Here's a recent sample of what CA is calling Win32/Auraax.I.
It seems to be the latest variant of that malware I mentioned just the other day.
This one has passed through some corporate email infrastructure which both includes a signature based AV scan and adds a disclaimer.
Yes - AV signatures do eventually catch up, which is why CA now spots this one, but the rate at which these things are changing, the speed at which they are propagating and the varied routes they are taking are clear evidence that the inherent lag between sample analysis by AV vendors and signature availability is just too long.
Update: And here's one a user received at home and forwarded to the office. You can see two AVG scans, one for the inbound and one for the outbound. Neither spotted the malware. AV signatures were only 10 hours old at the time of receipt.

Category: Viruses and Worms
Technorati: Virus Worm UPS Fedex
1. Conrad Longmore27/08/2008 08:52:44
Homepage: http://www.dynamoo.com/
Again, blocking EXEs in ZIPs is an essential thing to do to prevent this. That's certainly a viable solution for many corporate customers.

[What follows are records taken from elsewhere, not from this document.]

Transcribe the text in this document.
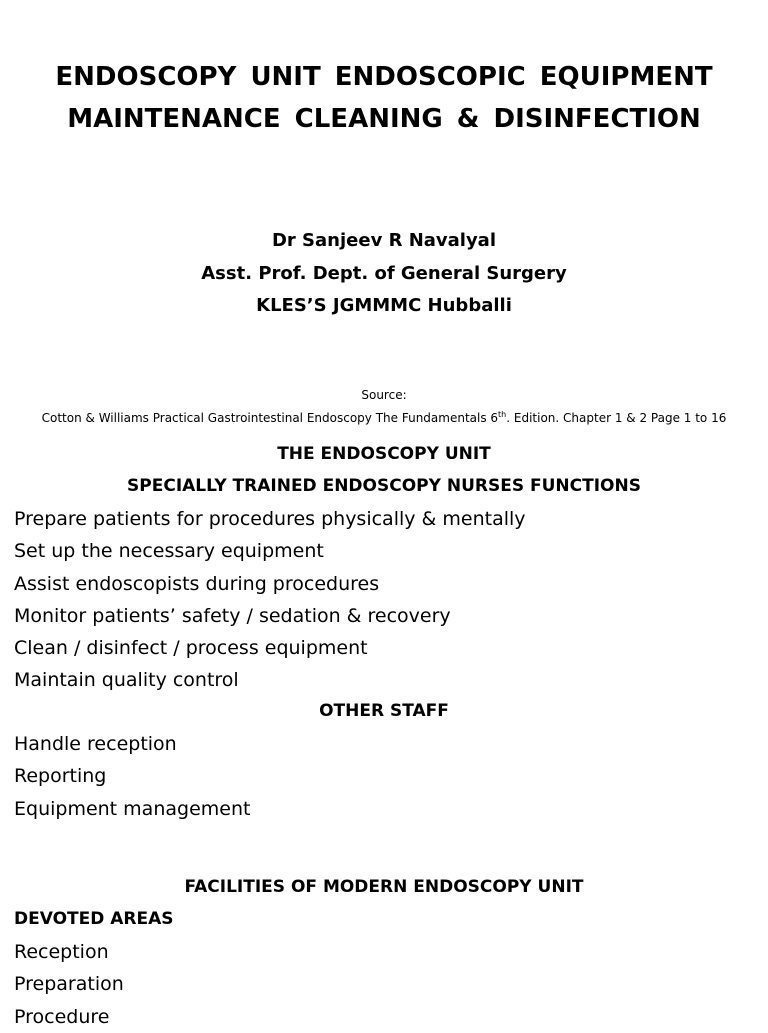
ENDOSCOPY UNIT ENDOSCOPIC EQUIPMENT
MAINTENANCE CLEANING & DISINFECTION
Dr Sanjeev R Navalyal
Asst. Prof. Dept. of General Surgery
KLES’S JGMMMC Hubballi
Source:
Cotton & Williams Practical Gastrointestinal Endoscopy The Fundamentals 6th. Edition. Chapter 1 & 2 Page 1 to 16
THE ENDOSCOPY UNIT
SPECIALLY TRAINED ENDOSCOPY NURSES FUNCTIONS
Prepare patients for procedures physically & mentally
Set up the necessary equipment
Assist endoscopists during procedures
Monitor patients’ safety / sedation & recovery
Clean / disinfect / process equipment
Maintain quality control
OTHER STAFF
Handle reception
Reporting
Equipment management
FACILITIES OF MODERN ENDOSCOPY UNIT
DEVOTED AREAS
Reception
Preparation
Procedure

Of course, you mentioned a home PC as well. All your clever security and mail filtering can be blown away by a user who reads their personal web mail on a work machine..
2. Chris Linfoot27/08/2008 13:43:11
Yes, but users are not allowed personal email on work machines. They've no access to POP or IMAP, no privileges to install any new MUA and SurfControl keeps them out of web mail.